Um novo estudo internacional publicado pela revista científica The Lancet mostra que aumentar os impostos sobre produtos derivados do tabaco pode reduzir significativamente a mortalidade infantil, especialmente em países de baixa e média renda. A pesquisa analisou dados de 94 nações — incluindo o Brasil — e revelou que medidas tributárias mais rígidas podem prevenir centenas de milhares de mortes de crianças com menos de cinco anos.
Segundo os autores, cerca de 200 mil crianças nessa faixa etária morrem todos os anos em decorrência da exposição ao tabaco — seja de forma passiva ou ainda no útero materno. A maioria dessas mortes ocorre em países mais pobres, onde também está concentrada a maior parte dos fumantes do mundo.
“Como os grupos de baixa renda são os mais afetados pelos impactos do tabagismo, entender se as políticas públicas estão alcançando esses segmentos é essencial para reduzir as desigualdades em saúde”, destaca o estudo.
Desigualdade e impacto direto
A pesquisa mostrou que tanto o consumo de cigarros quanto a exposição de crianças à fumaça são mais frequentes entre famílias de menor poder aquisitivo. Apesar de uma leve melhora na tributação entre 2008 e 2020 — passando de 39% para 44% do valor final do produto —, apenas dez dos países analisados atingiram a meta mínima de taxação recomendada pela Organização Mundial da Saúde (OMS), que é de 75%.
Caso todos os países tivessem alcançado esse percentual, mais de 281 mil mortes infantis poderiam ter sido evitadas apenas em 2021, das quais quase 70 mil entre os mais pobres.
Embora as taxas médias de mortalidade infantil tenham caído entre 2008 e 2020, a desigualdade persiste. Entre os países de menor renda, a média era de 47,6 mortes por mil nascidos vivos, quase o dobro da registrada nos países de renda mais alta (24 mortes por mil). A redução também foi mais significativa nos grupos mais ricos: 34,9% contra 33,4% entre os mais pobres.
Situação no Brasil
No Brasil, os dados do estudo confirmam conclusões de pesquisas nacionais. O pesquisador André Szklo, do Instituto Nacional de Câncer (Inca), afirma que o aumento da tributação sobre o tabaco tem efeito direto na redução do consumo, especialmente entre a população mais vulnerável.
“Quando você eleva o preço do cigarro, atinge principalmente quem tem menor renda e escolaridade — justamente onde estão os maiores índices de tabagismo. Isso não só previne doenças pulmonares e cardiovasculares, mas também reduz complicações durante a gestação e nos primeiros anos de vida da criança”, explica Szklo.

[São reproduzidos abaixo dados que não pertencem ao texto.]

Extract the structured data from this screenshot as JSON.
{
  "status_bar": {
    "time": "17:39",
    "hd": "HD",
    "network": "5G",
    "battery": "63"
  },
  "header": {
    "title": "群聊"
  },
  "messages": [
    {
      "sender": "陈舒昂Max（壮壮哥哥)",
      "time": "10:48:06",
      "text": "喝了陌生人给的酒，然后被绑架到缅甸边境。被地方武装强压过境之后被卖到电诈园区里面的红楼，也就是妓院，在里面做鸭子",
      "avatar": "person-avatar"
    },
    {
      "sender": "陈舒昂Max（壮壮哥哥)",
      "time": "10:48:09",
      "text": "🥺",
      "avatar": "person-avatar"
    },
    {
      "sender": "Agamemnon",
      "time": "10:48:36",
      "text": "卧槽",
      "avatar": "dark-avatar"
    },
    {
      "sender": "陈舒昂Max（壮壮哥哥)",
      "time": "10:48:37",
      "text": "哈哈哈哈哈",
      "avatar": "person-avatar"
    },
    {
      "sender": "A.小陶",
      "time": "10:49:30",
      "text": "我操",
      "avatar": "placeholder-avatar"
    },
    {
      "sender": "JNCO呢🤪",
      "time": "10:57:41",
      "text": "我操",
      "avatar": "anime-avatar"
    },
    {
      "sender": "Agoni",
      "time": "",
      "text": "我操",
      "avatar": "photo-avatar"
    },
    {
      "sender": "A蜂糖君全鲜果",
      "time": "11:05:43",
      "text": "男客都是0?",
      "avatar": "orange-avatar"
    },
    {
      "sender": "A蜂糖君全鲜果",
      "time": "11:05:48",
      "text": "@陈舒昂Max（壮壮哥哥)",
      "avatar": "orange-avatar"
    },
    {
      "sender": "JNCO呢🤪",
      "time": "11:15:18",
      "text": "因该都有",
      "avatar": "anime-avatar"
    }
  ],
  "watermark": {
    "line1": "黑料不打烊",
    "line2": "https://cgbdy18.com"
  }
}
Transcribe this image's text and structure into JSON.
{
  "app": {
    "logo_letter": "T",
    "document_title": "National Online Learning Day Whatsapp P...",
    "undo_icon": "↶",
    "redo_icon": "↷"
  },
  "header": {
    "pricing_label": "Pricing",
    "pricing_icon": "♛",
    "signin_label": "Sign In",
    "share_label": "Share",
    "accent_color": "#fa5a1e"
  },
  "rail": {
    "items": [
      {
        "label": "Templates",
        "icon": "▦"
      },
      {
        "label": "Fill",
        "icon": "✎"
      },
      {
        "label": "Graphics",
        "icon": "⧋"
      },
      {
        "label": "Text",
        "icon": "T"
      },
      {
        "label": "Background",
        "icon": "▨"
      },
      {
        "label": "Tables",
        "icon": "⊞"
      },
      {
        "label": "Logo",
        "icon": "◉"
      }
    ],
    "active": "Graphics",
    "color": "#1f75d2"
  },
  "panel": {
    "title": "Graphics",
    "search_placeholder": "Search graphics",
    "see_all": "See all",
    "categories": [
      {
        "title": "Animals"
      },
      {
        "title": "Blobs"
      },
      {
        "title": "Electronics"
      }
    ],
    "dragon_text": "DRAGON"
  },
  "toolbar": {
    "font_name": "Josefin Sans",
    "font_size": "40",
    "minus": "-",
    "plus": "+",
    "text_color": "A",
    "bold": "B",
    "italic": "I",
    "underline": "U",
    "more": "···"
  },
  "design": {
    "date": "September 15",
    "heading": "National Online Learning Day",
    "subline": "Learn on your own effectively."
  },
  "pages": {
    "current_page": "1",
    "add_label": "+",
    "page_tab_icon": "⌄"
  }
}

O Brasil, atualmente, já pratica uma alíquota superior à recomendada pela OMS — cerca de 83%. Em 2024, o governo federal reajustou o preço mínimo do maço de cigarro de R$ 5,00 para R$ 6,50 e elevou a alíquota específica do Imposto sobre Produtos Industrializados (IPI), de R$ 1,50 para R$ 2,25. No entanto, especialistas alertam que os valores ainda estão defasados.
Segundo cálculos da Receita Federal, se os preços tivessem sido corrigidos pela inflação desde o último reajuste, o maço deveria custar ao menos R$ 11,88, com o IPI em R$ 3,45. “O congelamento desses valores desde 2017 fez com que, na prática, o cigarro ficasse mais barato ano após ano. Isso teve um impacto grave, com estagnação na queda do número de fumantes e até aumento do consumo entre adolescentes”, alerta o pesquisador.
Nova tributação seletiva
Com a reforma tributária, o Brasil instituiu um imposto seletivo para produtos prejudiciais à saúde e ao meio ambiente — como o cigarro. Para Szklo, a medida será eficaz apenas se a alíquota for corrigida anualmente acima da inflação e do crescimento da renda da população, garantindo que o produto continue caro e menos acessível.
“É fundamental garantir que o novo imposto seja de fato um instrumento para desestimular o consumo. Isso passa por manter um preço mínimo alto e atualizá-lo com frequência, sempre acima da inflação. Só assim vamos conseguir proteger a saúde da população — especialmente das crianças mais vulneráveis”, conclui.